Our instructor was a real pro, a man who'd been involved in several violent incidents and who regularly carries two firearms on his person. He explained, "When it absolutely, positively has to go bang--carry two guns." With great patience, he put each of us through a quick hands on demonstration of the "combat grip." He schooled us in gun safety: always treat every gun like a loaded gun, never point an empty gun at anyone, keep your finger trigger straight along the side of the gun above the trigger until you are ready to shoot, never hand a gun to another person (instead lay it down and let the other person pick it up), always turn the gun butt toward you before picking it up, and more.
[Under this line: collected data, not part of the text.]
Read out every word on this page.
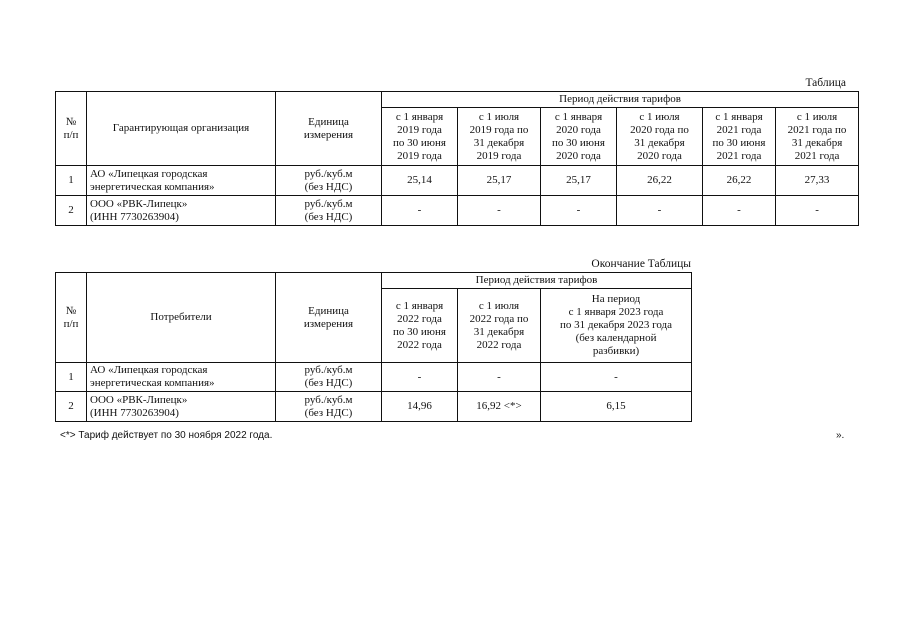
Таблица
№
п/п	Гарантирующая организация	Единица
измерения	Период действия тарифов					
			с 1 января
2019 года
по 30 июня
2019 года	с 1 июля
2019 года по
31 декабря
2019 года	с 1 января
2020 года
по 30 июня
2020 года	с 1 июля
2020 года по
31 декабря
2020 года	с 1 января
2021 года
по 30 июня
2021 года	с 1 июля
2021 года по
31 декабря
2021 года
1	АО «Липецкая городская
энергетическая компания»	руб./куб.м
(без НДС)	25,14	25,17	25,17	26,22	26,22	27,33
2	ООО «РВК-Липецк»
(ИНН 7730263904)	руб./куб.м
(без НДС)	-	-	-	-	-	-
Окончание Таблицы
№
п/п	Потребители	Единица
измерения	Период действия тарифов		
			с 1 января
2022 года
по 30 июня
2022 года	с 1 июля
2022 года по
31 декабря
2022 года	На период
с 1 января 2023 года
по 31 декабря 2023 года
(без календарной
разбивки)
1	АО «Липецкая городская
энергетическая компания»	руб./куб.м
(без НДС)	-	-	-
2	ООО «РВК-Липецк»
(ИНН 7730263904)	руб./куб.м
(без НДС)	14,96	16,92 <*>	6,15
<*> Тариф действует по 30 ноября 2022 года.	».
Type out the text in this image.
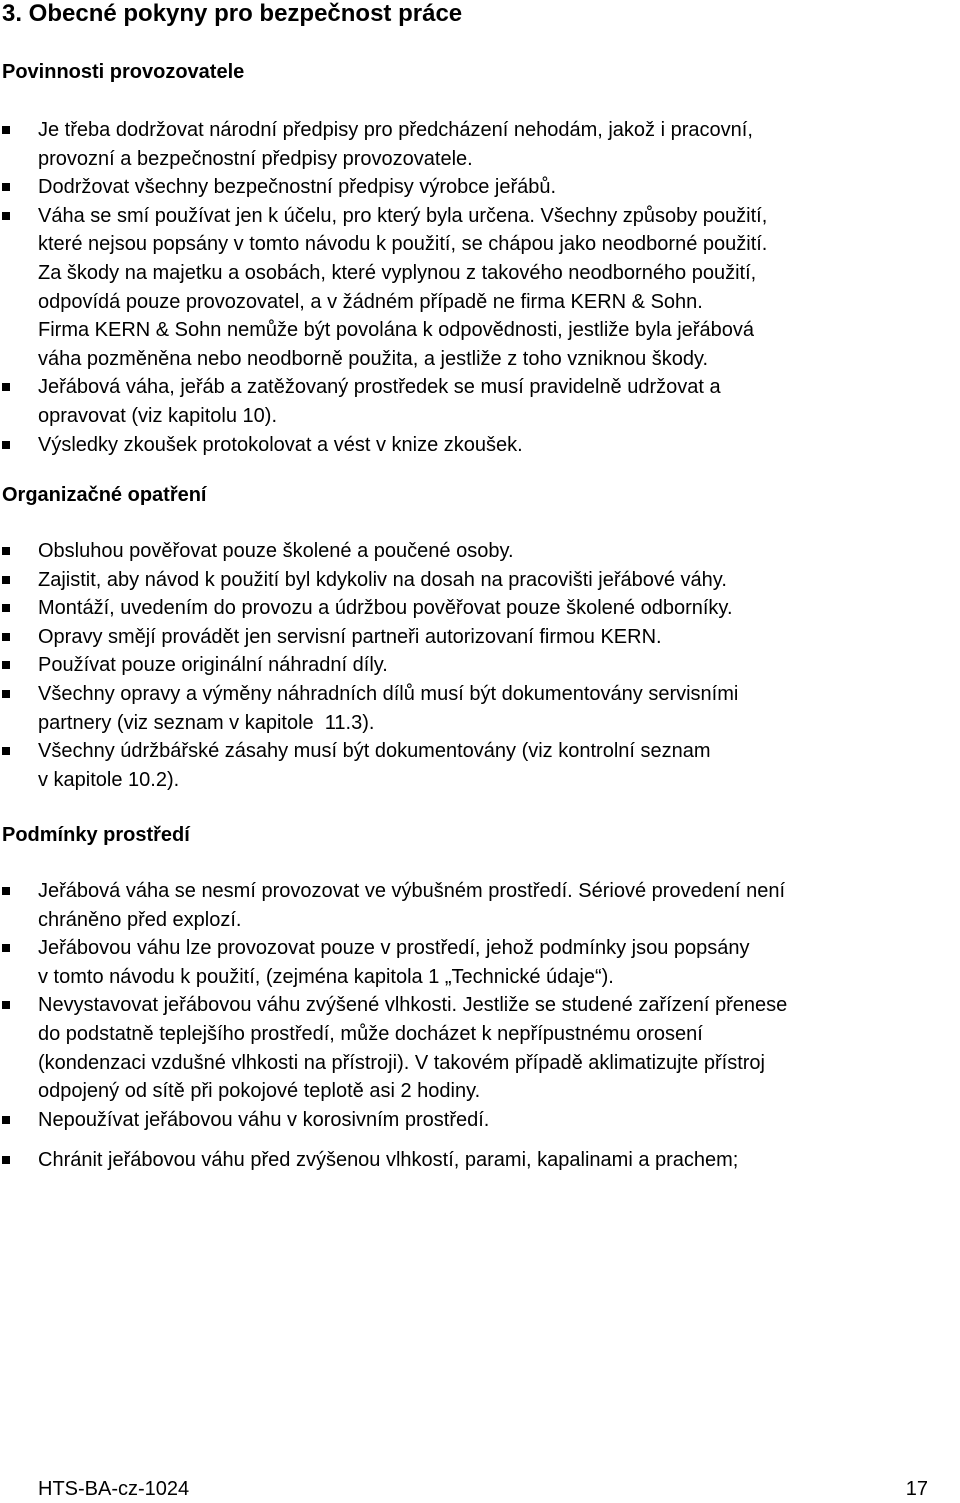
3. Obecné pokyny pro bezpečnost práce
Povinnosti provozovatele
Je třeba dodržovat národní předpisy pro předcházení nehodám, jakož i pracovní,
provozní a bezpečnostní předpisy provozovatele.
Dodržovat všechny bezpečnostní předpisy výrobce jeřábů.
Váha se smí používat jen k účelu, pro který byla určena. Všechny způsoby použití,
které nejsou popsány v tomto návodu k použití, se chápou jako neodborné použití.
Za škody na majetku a osobách, které vyplynou z takového neodborného použití,
odpovídá pouze provozovatel, a v žádném případě ne firma KERN & Sohn.
Firma KERN & Sohn nemůže být povolána k odpovědnosti, jestliže byla jeřábová
váha pozměněna nebo neodborně použita, a jestliže z toho vzniknou škody.
Jeřábová váha, jeřáb a zatěžovaný prostředek se musí pravidelně udržovat a
opravovat (viz kapitolu 10).
Výsledky zkoušek protokolovat a vést v knize zkoušek.
Organizačné opatření
Obsluhou pověřovat pouze školené a poučené osoby.
Zajistit, aby návod k použití byl kdykoliv na dosah na pracovišti jeřábové váhy.
Montáží, uvedením do provozu a údržbou pověřovat pouze školené odborníky.
Opravy smějí provádět jen servisní partneři autorizovaní firmou KERN.
Používat pouze originální náhradní díly.
Všechny opravy a výměny náhradních dílů musí být dokumentovány servisními
partnery (viz seznam v kapitole  11.3).
Všechny údržbářské zásahy musí být dokumentovány (viz kontrolní seznam
v kapitole 10.2).
Podmínky prostředí
Jeřábová váha se nesmí provozovat ve výbušném prostředí. Sériové provedení není
chráněno před explozí.
Jeřábovou váhu lze provozovat pouze v prostředí, jehož podmínky jsou popsány
v tomto návodu k použití, (zejména kapitola 1 „Technické údaje“).
Nevystavovat jeřábovou váhu zvýšené vlhkosti. Jestliže se studené zařízení přenese
do podstatně teplejšího prostředí, může docházet k nepřípustnému orosení
(kondenzaci vzdušné vlhkosti na přístroji). V takovém případě aklimatizujte přístroj
odpojený od sítě při pokojové teplotě asi 2 hodiny.
Nepoužívat jeřábovou váhu v korosivním prostředí.
Chránit jeřábovou váhu před zvýšenou vlhkostí, parami, kapalinami a prachem;
HTS-BA-cz-1024	17
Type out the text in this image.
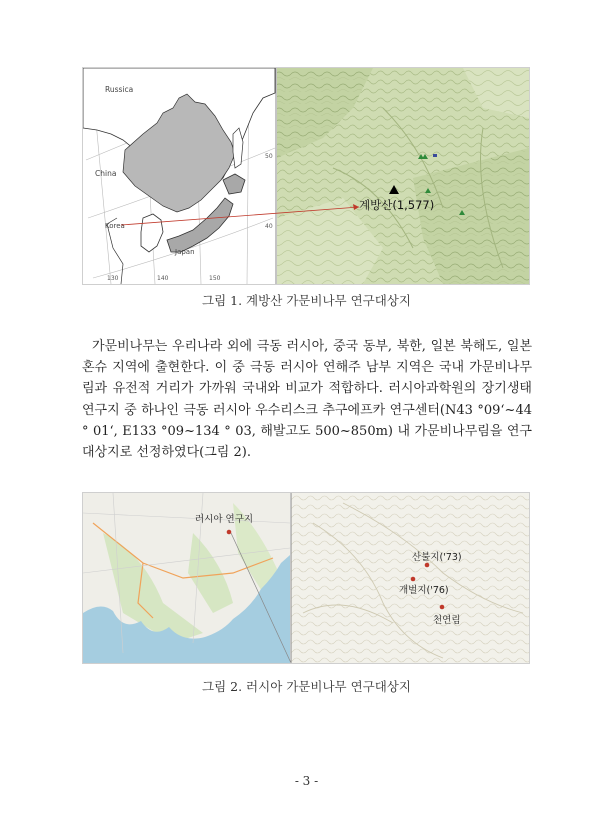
Russica
China
Korea
Japan
50
40
130	140	150
계방산(1,577)
그림 1. 계방산 가문비나무 연구대상지

가문비나무는 우리나라 외에 극동 러시아, 중국 동부, 북한, 일본 북해도, 일본 혼슈 지역에 출현한다. 이 중 극동 러시아 연해주 남부 지역은 국내 가문비나무림과 유전적 거리가 가까워 국내와 비교가 적합하다. 러시아과학원의 장기생태연구지 중 하나인 극동 러시아 우수리스크 추구에프카 연구센터(N43 °09‘~44 ° 01‘, E133 °09~134 ° 03, 해발고도 500~850m) 내 가문비나무림을 연구대상지로 선정하였다(그림 2).

러시아 연구지
산불지('73)
개벌지('76)
천연림
그림 2. 러시아 가문비나무 연구대상지
- 3 -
We were each given safety glasses and hearing protective "ear muffs." To enter the gallery, you must pass through two doors that muffle the sound. The rule is "never let both doors be open at the same time." From there we walked a long narrow corridor--another safety precaution because you can't pass people while carrying a gun as you traverse the corridor.
I loaded my clip myself. My fingers shook a bit as I matched the bullets to the second slot and dropped them in. When I slammed the cartridge into the butt of the gun with the heel of my palm, I felt like a character in a movie. The noise of people shooting around me was surprisingly loud. Later Lee Lofland and my pal Rick McMahan would tell me that during a gun battle you don't hear the sound of the blasts, but right then, I was keenly aware how loud a gun is.
I took my stance: both hands wrapped around the gun, arms out, sighting down the barrel and lining up the notch and post, semi-squat position. I stroked the trigger.
My first shots were a little wide. I hadn't accurately lined up the notch and post--I was too scared. Yes, scared. I was so very conscious of the fact I was holding a lethal weapon, an inanimate object that I dislike on so many, varied levels. Seeing the target with the form of a human on it, well, it both sickened and excited me. The smell of gunpowder coated my nose and mouth like the smoke from a cigarette smoker, invading my being involuntarily. The random "pop, pop, pop" of other guns startled me. The knowledge my instructor stood at my elbow waiting made me uneasy.
I remembered a portion of a Jack Reacher book where Lee Child wrote about how important breathing was to the accuracy of a sniper. I began to time my breathes so I could stroke the trigger on that space between inhales and exhales.
Then I blasted the heck out of the red center of my target. By the time I moved to the bigger gun, I was deadly. True confession: I loved shooting. And I know I'll be going again.